Puisqu'il faut bien, parfois, remettre les pieds sur terre. Les mois cavalent
et je sens mes angoisses primitives s'intensifier tandis que d'autres accourent,
naturellement.
Je caressais l'espoir candide d'avoir comme une longueur d'avance et c'était
si rassurant pour moi de pouvoir dire, avant tout le monde – ou presque :
je veux faire ça. Et puis bien sûr, en fin de compte, ça ne
pouvait pas être aussi simple.
Alors, peu à peu, ces familières interrogations articulées
d'« Et si » émergent et s'amoncèlent. Je ne cesse de
remettre en question mon ' potentiel ' si tant est qu'il y en ait un – et
si ce ne sont mes envies elles-même.
Sans aucun doute, un syndrome commun à la majeure partie de la population
lycéenne à l'approche du bac... Le fait est que ce choix m'apparaissait
comme une évidence, étant tout simplement incapable de concevoir
mon avenir proche autrement que dans cet univers. Cependant, bien que cela n'ait
pas changé, je cherche aussi, aujourd'hui, à m'imaginer ce qui viendra
plus tard encore, à vainement chercher des réponses possibles à
« Et après ? ». Et c'est là, précisément,
que les illusions se désagrègent soudain. Faire une école
d'arts appliqués : oui, d'accord, mais ensuite ? Et, [déjà,]

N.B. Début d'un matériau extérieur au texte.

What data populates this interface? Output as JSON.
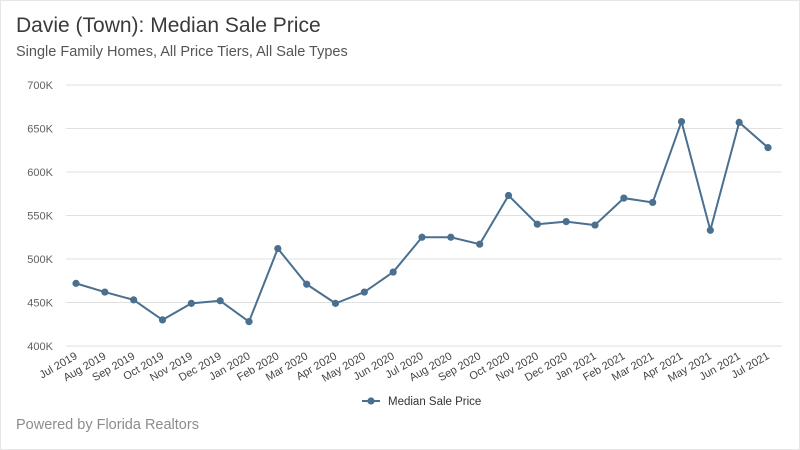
{
  "header": {
    "title": "Davie (Town): Median Sale Price",
    "subtitle": "Single Family Homes, All Price Tiers, All Sale Types"
  },
  "footer": {
    "credit": "Powered by Florida Realtors"
  },
  "colors": {
    "series": "#4a6f8f",
    "grid": "#e0e0e0"
  },
  "chart_data": {
    "type": "line",
    "title": "Davie (Town): Median Sale Price",
    "subtitle": "Single Family Homes, All Price Tiers, All Sale Types",
    "xlabel": "",
    "ylabel": "",
    "categories": [
      "Jul 2019",
      "Aug 2019",
      "Sep 2019",
      "Oct 2019",
      "Nov 2019",
      "Dec 2019",
      "Jan 2020",
      "Feb 2020",
      "Mar 2020",
      "Apr 2020",
      "May 2020",
      "Jun 2020",
      "Jul 2020",
      "Aug 2020",
      "Sep 2020",
      "Oct 2020",
      "Nov 2020",
      "Dec 2020",
      "Jan 2021",
      "Feb 2021",
      "Mar 2021",
      "Apr 2021",
      "May 2021",
      "Jun 2021",
      "Jul 2021"
    ],
    "series": [
      {
        "name": "Median Sale Price",
        "values": [
          472000,
          462000,
          453000,
          430000,
          449000,
          452000,
          428000,
          512000,
          471000,
          449000,
          462000,
          485000,
          525000,
          525000,
          517000,
          573000,
          540000,
          543000,
          539000,
          570000,
          565000,
          658000,
          533000,
          657000,
          628000
        ]
      }
    ],
    "ylim": [
      400000,
      700000
    ],
    "yticks": [
      400000,
      450000,
      500000,
      550000,
      600000,
      650000,
      700000
    ],
    "ytick_labels": [
      "400K",
      "450K",
      "500K",
      "550K",
      "600K",
      "650K",
      "700K"
    ],
    "grid": true,
    "legend": "bottom-center"
  }
}
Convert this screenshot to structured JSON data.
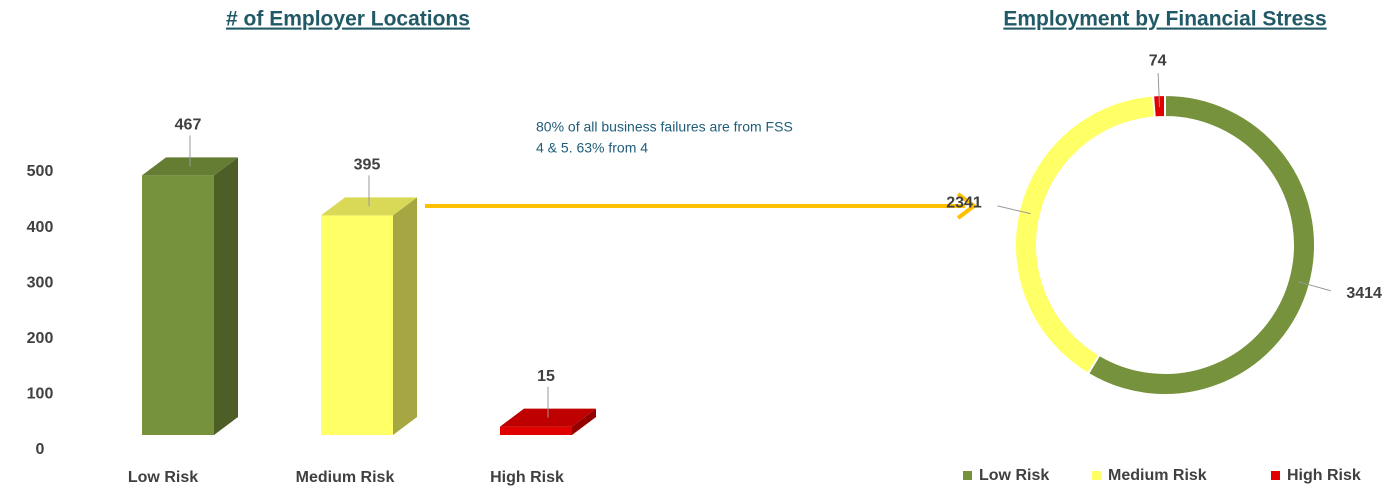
{
  "chart_data": [
    {
      "type": "bar3d",
      "title": "# of Employer Locations",
      "categories": [
        "Low Risk",
        "Medium Risk",
        "High Risk"
      ],
      "values": [
        467,
        395,
        15
      ],
      "colors": [
        "#77923c",
        "#ffff66",
        "#e00000"
      ],
      "ylim": [
        0,
        500
      ],
      "yticks": [
        0,
        100,
        200,
        300,
        400,
        500
      ],
      "annotation": [
        "80% of all business failures are from FSS",
        "4 & 5.   63% from 4"
      ]
    },
    {
      "type": "donut",
      "title": "Employment by Financial Stress",
      "categories": [
        "Low Risk",
        "Medium Risk",
        "High Risk"
      ],
      "values": [
        3414,
        2341,
        74
      ],
      "colors": [
        "#77923c",
        "#ffff66",
        "#e00000"
      ],
      "legend": "bottom"
    }
  ]
}
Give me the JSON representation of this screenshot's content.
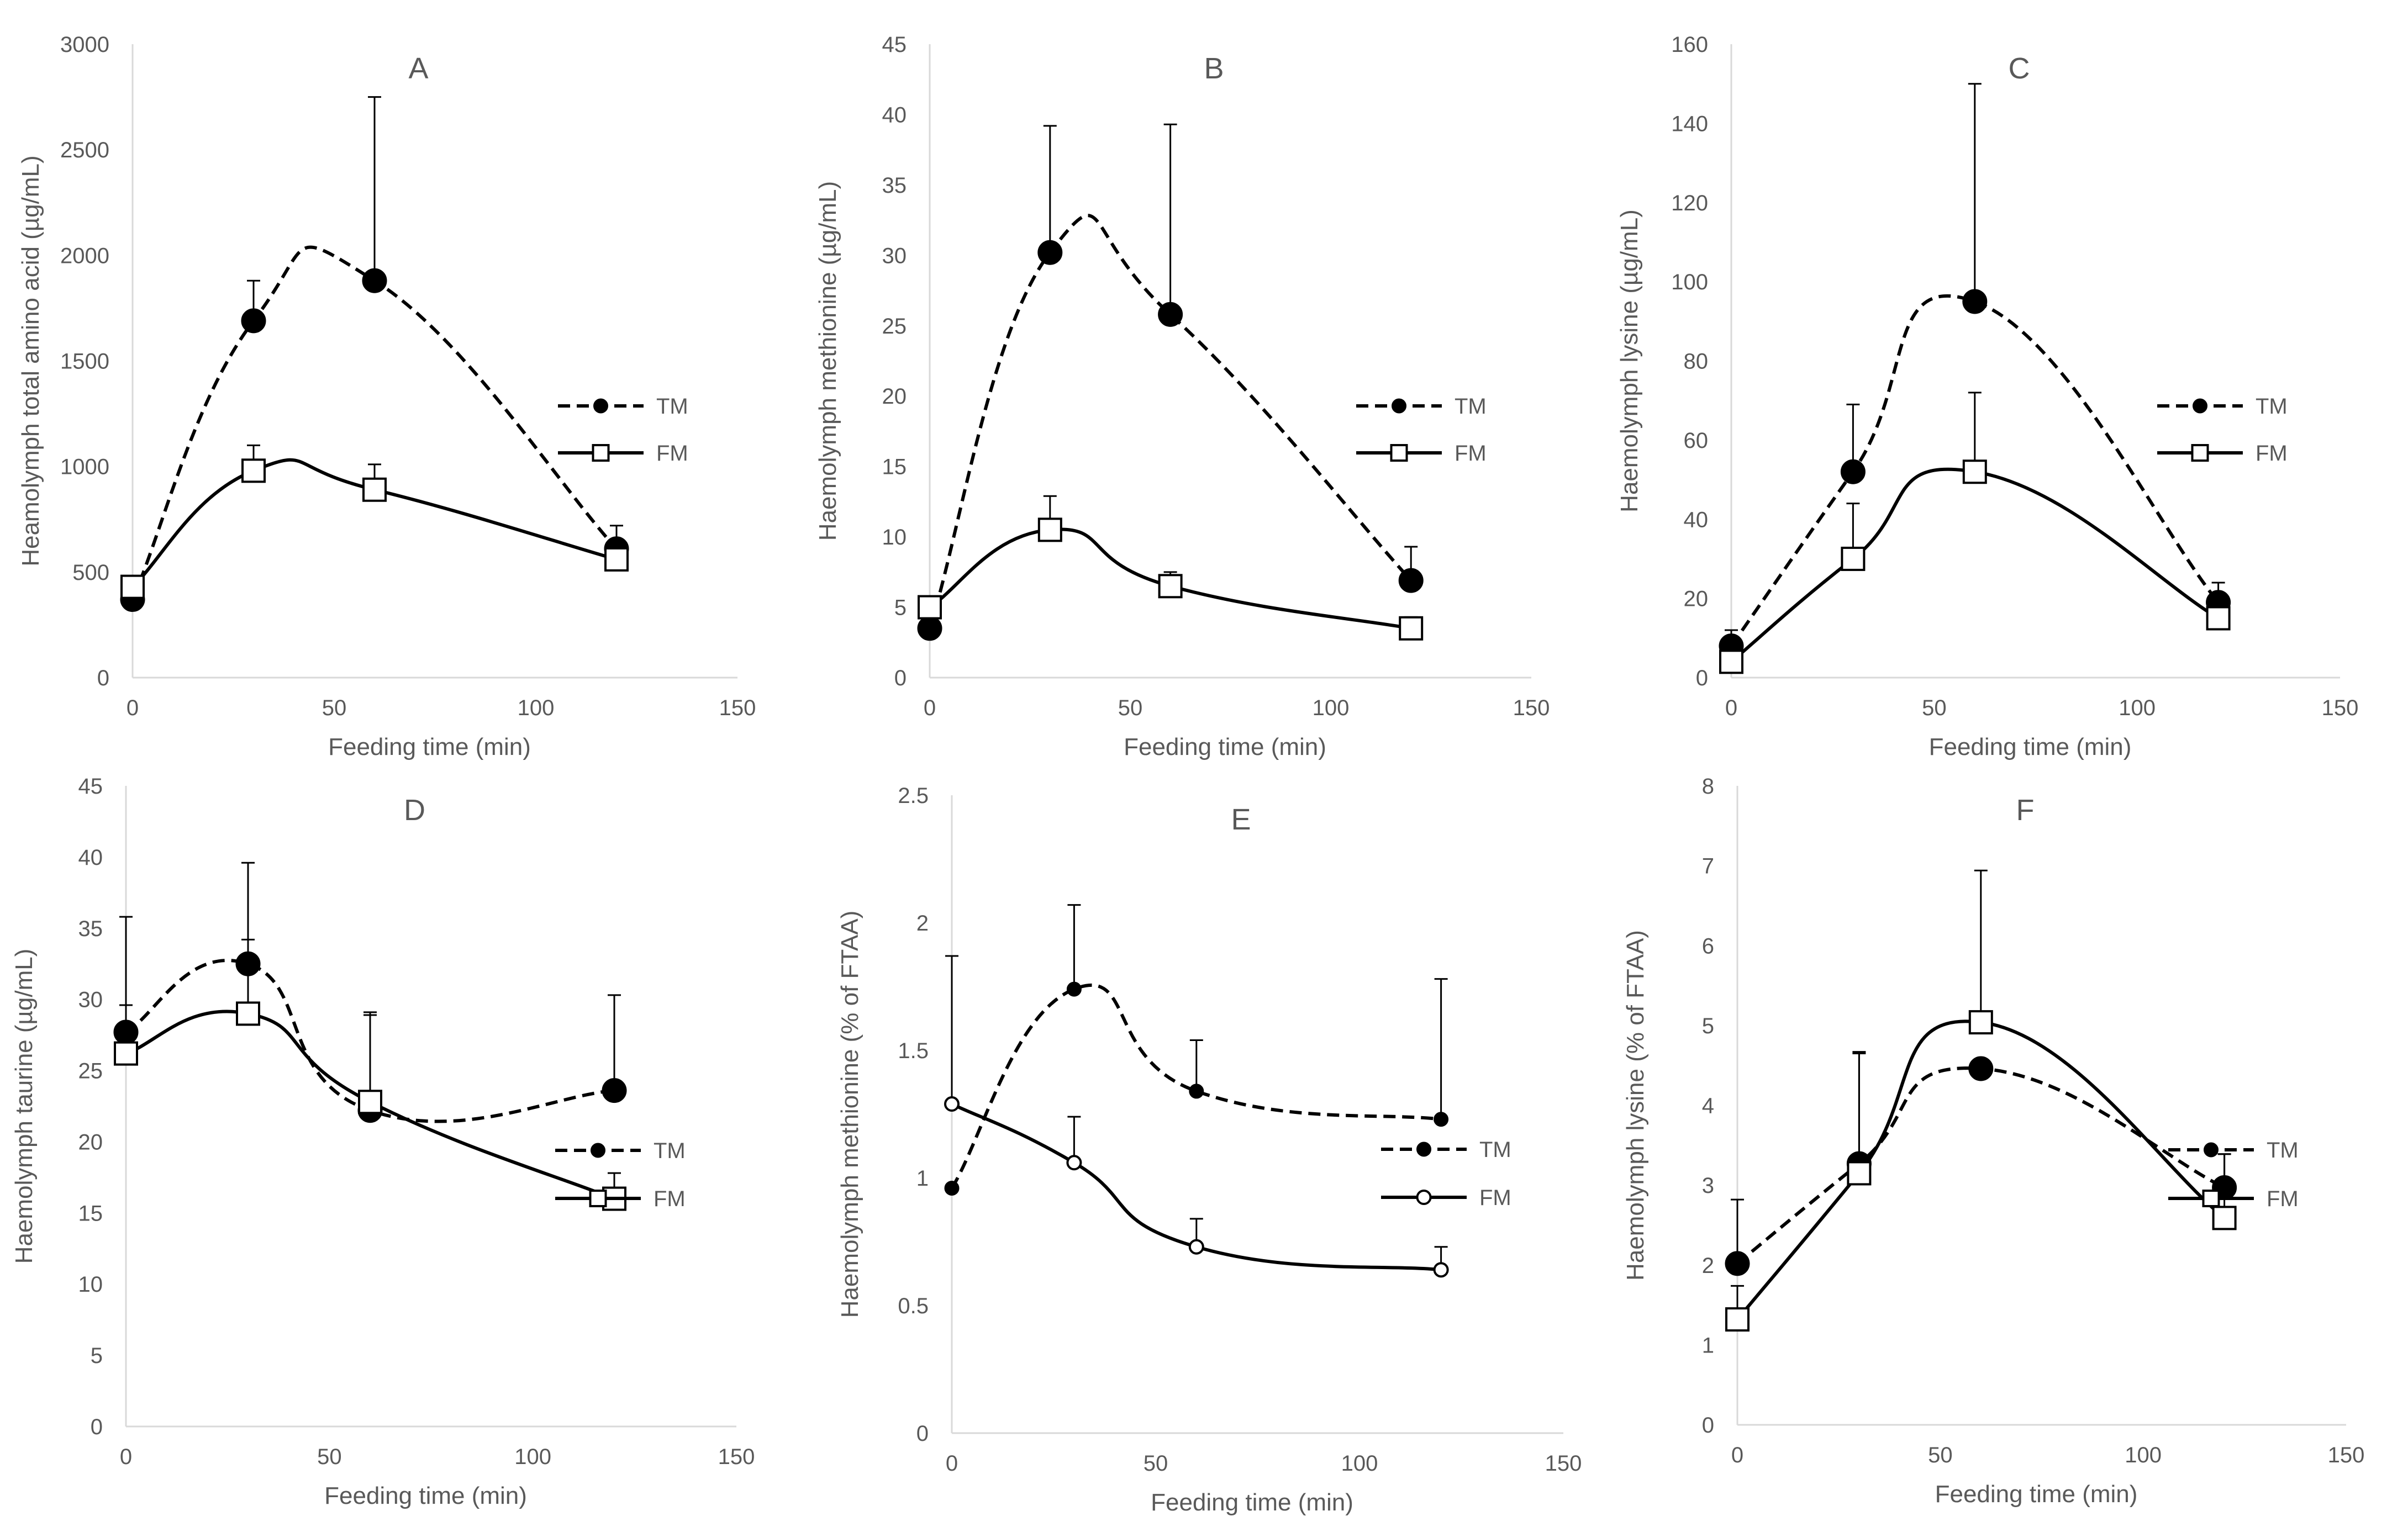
{
  "figure": {
    "legend_labels": [
      "TM",
      "FM"
    ]
  },
  "chart_data": [
    {
      "type": "line",
      "title": "A",
      "xlabel": "Feeding time (min)",
      "ylabel": "Heamolymph total amino acid (µg/mL)",
      "xlim": [
        0,
        150
      ],
      "xticks": [
        0,
        50,
        100,
        150
      ],
      "ylim": [
        0,
        3000
      ],
      "yticks": [
        0,
        500,
        1000,
        1500,
        2000,
        2500,
        3000
      ],
      "x": [
        0,
        30,
        60,
        120
      ],
      "series": [
        {
          "name": "TM",
          "marker": "filled-circle",
          "style": "dashed",
          "values": [
            370,
            1690,
            1880,
            610
          ],
          "error": [
            0,
            190,
            870,
            110
          ]
        },
        {
          "name": "FM",
          "marker": "open-square",
          "style": "solid",
          "values": [
            430,
            980,
            890,
            560
          ],
          "error": [
            0,
            120,
            120,
            0
          ]
        }
      ]
    },
    {
      "type": "line",
      "title": "B",
      "xlabel": "Feeding time (min)",
      "ylabel": "Haemolymph methionine (µg/mL)",
      "xlim": [
        0,
        150
      ],
      "xticks": [
        0,
        50,
        100,
        150
      ],
      "ylim": [
        0,
        45
      ],
      "yticks": [
        0,
        5,
        10,
        15,
        20,
        25,
        30,
        35,
        40,
        45
      ],
      "x": [
        0,
        30,
        60,
        120
      ],
      "series": [
        {
          "name": "TM",
          "marker": "filled-circle",
          "style": "dashed",
          "values": [
            3.5,
            30.2,
            25.8,
            6.9
          ],
          "error": [
            0,
            9.0,
            13.5,
            2.4
          ]
        },
        {
          "name": "FM",
          "marker": "open-square",
          "style": "solid",
          "values": [
            5.0,
            10.5,
            6.5,
            3.5
          ],
          "error": [
            0,
            2.4,
            1.0,
            0.8
          ]
        }
      ]
    },
    {
      "type": "line",
      "title": "C",
      "xlabel": "Feeding time (min)",
      "ylabel": "Haemolymph lysine (µg/mL)",
      "xlim": [
        0,
        150
      ],
      "xticks": [
        0,
        50,
        100,
        150
      ],
      "ylim": [
        0,
        160
      ],
      "yticks": [
        0,
        20,
        40,
        60,
        80,
        100,
        120,
        140,
        160
      ],
      "x": [
        0,
        30,
        60,
        120
      ],
      "series": [
        {
          "name": "TM",
          "marker": "filled-circle",
          "style": "dashed",
          "values": [
            8,
            52,
            95,
            19
          ],
          "error": [
            4,
            17,
            55,
            5
          ]
        },
        {
          "name": "FM",
          "marker": "open-square",
          "style": "solid",
          "values": [
            4,
            30,
            52,
            15
          ],
          "error": [
            0,
            14,
            20,
            0
          ]
        }
      ]
    },
    {
      "type": "line",
      "title": "D",
      "xlabel": "Feeding time (min)",
      "ylabel": "Haemolymph taurine (µg/mL)",
      "xlim": [
        0,
        150
      ],
      "xticks": [
        0,
        50,
        100,
        150
      ],
      "ylim": [
        0,
        45
      ],
      "yticks": [
        0,
        5,
        10,
        15,
        20,
        25,
        30,
        35,
        40,
        45
      ],
      "x": [
        0,
        30,
        60,
        120
      ],
      "series": [
        {
          "name": "TM",
          "marker": "filled-circle",
          "style": "dashed",
          "values": [
            27.7,
            32.5,
            22.2,
            23.6
          ],
          "error": [
            1.9,
            7.1,
            6.7,
            6.7
          ]
        },
        {
          "name": "FM",
          "marker": "open-square",
          "style": "solid",
          "values": [
            26.2,
            29.0,
            22.8,
            16.0
          ],
          "error": [
            9.6,
            5.2,
            6.3,
            1.8
          ]
        }
      ]
    },
    {
      "type": "line",
      "title": "E",
      "xlabel": "Feeding time (min)",
      "ylabel": "Haemolymph methionine (% of FTAA)",
      "xlim": [
        0,
        150
      ],
      "xticks": [
        0,
        50,
        100,
        150
      ],
      "ylim": [
        0,
        2.5
      ],
      "yticks": [
        0,
        0.5,
        1,
        1.5,
        2,
        2.5
      ],
      "x": [
        0,
        30,
        60,
        120
      ],
      "series": [
        {
          "name": "TM",
          "marker": "small-filled-circle",
          "style": "dashed",
          "values": [
            0.96,
            1.74,
            1.34,
            1.23
          ],
          "error": [
            0,
            0.33,
            0.2,
            0.55
          ]
        },
        {
          "name": "FM",
          "marker": "small-open-circle",
          "style": "solid",
          "values": [
            1.29,
            1.06,
            0.73,
            0.64
          ],
          "error": [
            0.58,
            0.18,
            0.11,
            0.09
          ]
        }
      ]
    },
    {
      "type": "line",
      "title": "F",
      "xlabel": "Feeding time (min)",
      "ylabel": "Haemolymph lysine (% of FTAA)",
      "xlim": [
        0,
        150
      ],
      "xticks": [
        0,
        50,
        100,
        150
      ],
      "ylim": [
        0,
        8
      ],
      "yticks": [
        0,
        1,
        2,
        3,
        4,
        5,
        6,
        7,
        8
      ],
      "x": [
        0,
        30,
        60,
        120
      ],
      "series": [
        {
          "name": "TM",
          "marker": "filled-circle",
          "style": "dashed",
          "values": [
            2.02,
            3.27,
            4.46,
            2.97
          ],
          "error": [
            0.8,
            1.4,
            0,
            0.42
          ]
        },
        {
          "name": "FM",
          "marker": "open-square",
          "style": "solid",
          "values": [
            1.32,
            3.15,
            5.04,
            2.59
          ],
          "error": [
            0.42,
            1.5,
            1.9,
            0.8
          ]
        }
      ]
    }
  ]
}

encore faut-il que l'on veuille bien de toi là-bas – pour ne pas dire
que tu y aies ta place. Car, tu le sais bien, ils ne prendront pas n'importe
qui.
Finalement, c'est la même soupe grumeleuse que je ressasse sans arrêt.
Alors on peut dire que j'ai retourné la question dans tous les sens. Pourtant,
j'ai l'impression que les éventuelles réponses ne font que s'éloigner
de moi à mesure que le temps passe, à mesure que j'aie besoin
d'elles.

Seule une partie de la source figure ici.